Прозвучало почему-то глухо и неубедительно. Помолчав, Адриан пнул каменную стену и вернулся в башню, громко хлопнув дверью. Сейчас, когда рядом не было никого, перед кем стоило держать лицо, он мог быть любым – вздорным, склочным, мелочным, резким, депрессивным и подавленным. Если раньше его силы поддерживала цель – добыть мифрил, вернуться домой – то теперь, когда все было выполнено и он остался наедине с собой, неудобные, старательно задвигаемые мысли лезли наружу.

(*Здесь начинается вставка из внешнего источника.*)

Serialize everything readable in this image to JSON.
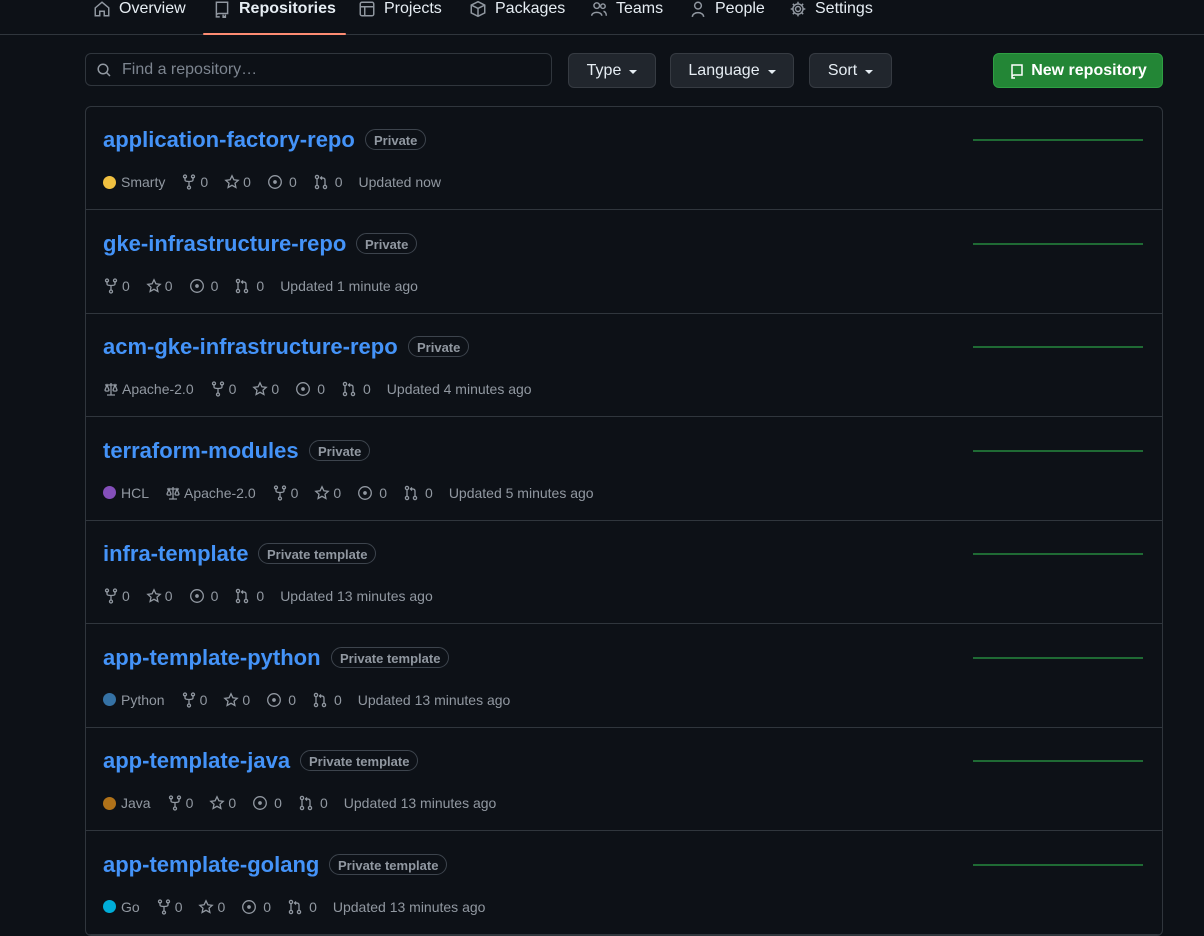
{
  "nav": {
    "tabs": [
      {
        "label": "Overview",
        "icon": "home-icon"
      },
      {
        "label": "Repositories",
        "icon": "repo-icon",
        "active": true
      },
      {
        "label": "Projects",
        "icon": "table-icon"
      },
      {
        "label": "Packages",
        "icon": "package-icon"
      },
      {
        "label": "Teams",
        "icon": "people-icon"
      },
      {
        "label": "People",
        "icon": "person-icon"
      },
      {
        "label": "Settings",
        "icon": "gear-icon"
      }
    ]
  },
  "toolbar": {
    "search_placeholder": "Find a repository…",
    "type_label": "Type",
    "language_label": "Language",
    "sort_label": "Sort",
    "new_repo_label": "New repository"
  },
  "colors": {
    "accent_link": "#4493f8",
    "primary_button": "#238636",
    "active_tab_underline": "#fd8c73",
    "Smarty": "#f0c040",
    "HCL": "#844fba",
    "Python": "#3572a5",
    "Java": "#b07219",
    "Go": "#00add8"
  },
  "repos": [
    {
      "name": "application-factory-repo",
      "visibility": "Private",
      "language": "Smarty",
      "license": "",
      "forks": "0",
      "stars": "0",
      "issues": "0",
      "prs": "0",
      "updated": "Updated now"
    },
    {
      "name": "gke-infrastructure-repo",
      "visibility": "Private",
      "language": "",
      "license": "",
      "forks": "0",
      "stars": "0",
      "issues": "0",
      "prs": "0",
      "updated": "Updated 1 minute ago"
    },
    {
      "name": "acm-gke-infrastructure-repo",
      "visibility": "Private",
      "language": "",
      "license": "Apache-2.0",
      "forks": "0",
      "stars": "0",
      "issues": "0",
      "prs": "0",
      "updated": "Updated 4 minutes ago"
    },
    {
      "name": "terraform-modules",
      "visibility": "Private",
      "language": "HCL",
      "license": "Apache-2.0",
      "forks": "0",
      "stars": "0",
      "issues": "0",
      "prs": "0",
      "updated": "Updated 5 minutes ago"
    },
    {
      "name": "infra-template",
      "visibility": "Private template",
      "language": "",
      "license": "",
      "forks": "0",
      "stars": "0",
      "issues": "0",
      "prs": "0",
      "updated": "Updated 13 minutes ago"
    },
    {
      "name": "app-template-python",
      "visibility": "Private template",
      "language": "Python",
      "license": "",
      "forks": "0",
      "stars": "0",
      "issues": "0",
      "prs": "0",
      "updated": "Updated 13 minutes ago"
    },
    {
      "name": "app-template-java",
      "visibility": "Private template",
      "language": "Java",
      "license": "",
      "forks": "0",
      "stars": "0",
      "issues": "0",
      "prs": "0",
      "updated": "Updated 13 minutes ago"
    },
    {
      "name": "app-template-golang",
      "visibility": "Private template",
      "language": "Go",
      "license": "",
      "forks": "0",
      "stars": "0",
      "issues": "0",
      "prs": "0",
      "updated": "Updated 13 minutes ago"
    }
  ]
}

- Вот почему я ненавижу всех этих людей-гномов-эльфов-хоббитов-бородатых комбинаторов и идейных борцов за мир и гармонию! – в сердцах выдал он, постояв в темном коридоре. – Я-то среди них каким боком затесался?! А-а-а, к Морготу все! Кирин, пошли, чем похвастаюсь? – снова выглянув за дверь, искусительным тоном протянул он: – Зачарованные цацки из мифрила в гриву и накладки на когти хочешь? Что, заинтересовался? А будешь меня еще подкалывать и останешься на бобах.

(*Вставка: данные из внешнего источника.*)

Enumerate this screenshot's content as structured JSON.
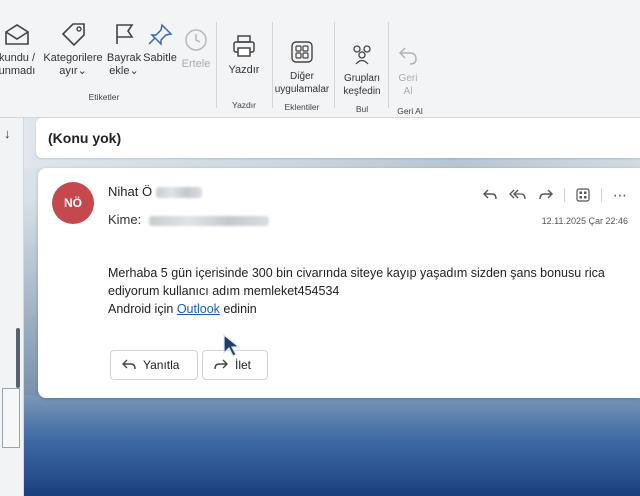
{
  "ribbon": {
    "items": [
      {
        "label": "kundu /\nunmadı",
        "icon": "envelope-open-icon"
      },
      {
        "label": "Kategorilere\nayır",
        "icon": "tag-icon"
      },
      {
        "label": "Bayrak\nekle",
        "icon": "flag-icon"
      },
      {
        "label": "Sabitle",
        "icon": "pin-icon"
      },
      {
        "label": "Ertele",
        "icon": "clock-icon"
      },
      {
        "label": "Yazdır",
        "icon": "printer-icon"
      },
      {
        "label": "Diğer\nuygulamalar",
        "icon": "apps-grid-icon"
      },
      {
        "label": "Grupları\nkeşfedin",
        "icon": "people-icon"
      },
      {
        "label": "Geri\nAl",
        "icon": "undo-icon"
      }
    ],
    "groups": {
      "etiketler": "Etiketler",
      "yazdir": "Yazdır",
      "eklentiler": "Eklentiler",
      "bul": "Bul",
      "geri_al": "Geri Al"
    }
  },
  "subject": "(Konu yok)",
  "message": {
    "avatar_initials": "NÖ",
    "avatar_color": "#c5484f",
    "sender_name": "Nihat Ö",
    "to_label": "Kime:",
    "timestamp": "12.11.2025 Çar 22:46",
    "body_line1": "Merhaba 5 gün içerisinde 300 bin civarında siteye kayıp yaşadım sizden şans bonusu rica ediyorum kullanıcı adım memleket454534",
    "body_line2_prefix": "Android için",
    "body_link": "Outlook",
    "body_line2_suffix": "edinin",
    "reply_label": "Yanıtla",
    "forward_label": "İlet"
  },
  "colors": {
    "accent_link": "#1a5fb4",
    "avatar": "#c5484f"
  }
}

Несмотря на то, что добытые сокровища (мифрил и черепа кузнецов) буквально жгли руки, волевым усилием некромант заставил себя закопать их в сумку поглубже и постараться забыть о них на ближайшие несколько лет. Перестраховка в этом деле лишней не будет.
Уборка тоже не заняла много времени, и вскоре дом вернул себе жилую атмосферу и уют, а сам маг погрузился в привычную, любимую рутину. Он разбирал походную сумку (первым делом вернув черепа из коллекции на их персональные стеллажи), занимался исследованием свойств шкуры, слюны и черепов глубинных хищников, устраивал себе гастрономические вечера, отправлялся в короткие вылазки за подошедшими к концу специями и расходниками для различных составов, читал… А еще осторожно, подходами переосмысливал накопленный за время похода опыт, старательно отгоняя призрак одиночества, безмолвной тенью следующий по пятам. Нервность и вспыльчивость, которые он поначалу списывал на тяготы и лишения, не проходили, трансформировавшись во что-то вроде пока едва заметной черной дыры где-то в области солнечного сплетения, затягивающей в себя все чувства, оставляя лишь могильный, стылый холод и апатию. Привычные занятия и развлечения не радовали, став вдруг пустыми и плоскими. «Зачем все это? – зудела на границе восприятия непрошенная, нежеланные мысли. – Для чего я существую? Что оставлю после себя? Кому я буду нужен? Кто вспомнит обо мне через год, два… сто лет?» От них становилось тошно.
К концу второго месяца Адриан поймал себя на желании бросить все и навестить Ортханк. Причем, как бы печально это ни прозвучало, не только ради того, чтобы закрепить за собой эту крепость, но и предвидя визит в нее Теодена с сыном и Эомером, стоит ему там объявиться. Ему хотелось… живого общения? А еще оттаскать за бороду Митрандира, который всю эту кашу и заварил.
Скрипнув зубами, Адриан в очередной раз повторил мантру-самовнушение «Я – бессердечный, хладнокровный, эгоистичный некромант, которому не нужно рядом ничье присутствие и который наслаждается уединением и тишиной», когда сработавшая от расставленных на подступах к башне менгиров сигнальная сеть оповестила о нарушении границ разумным.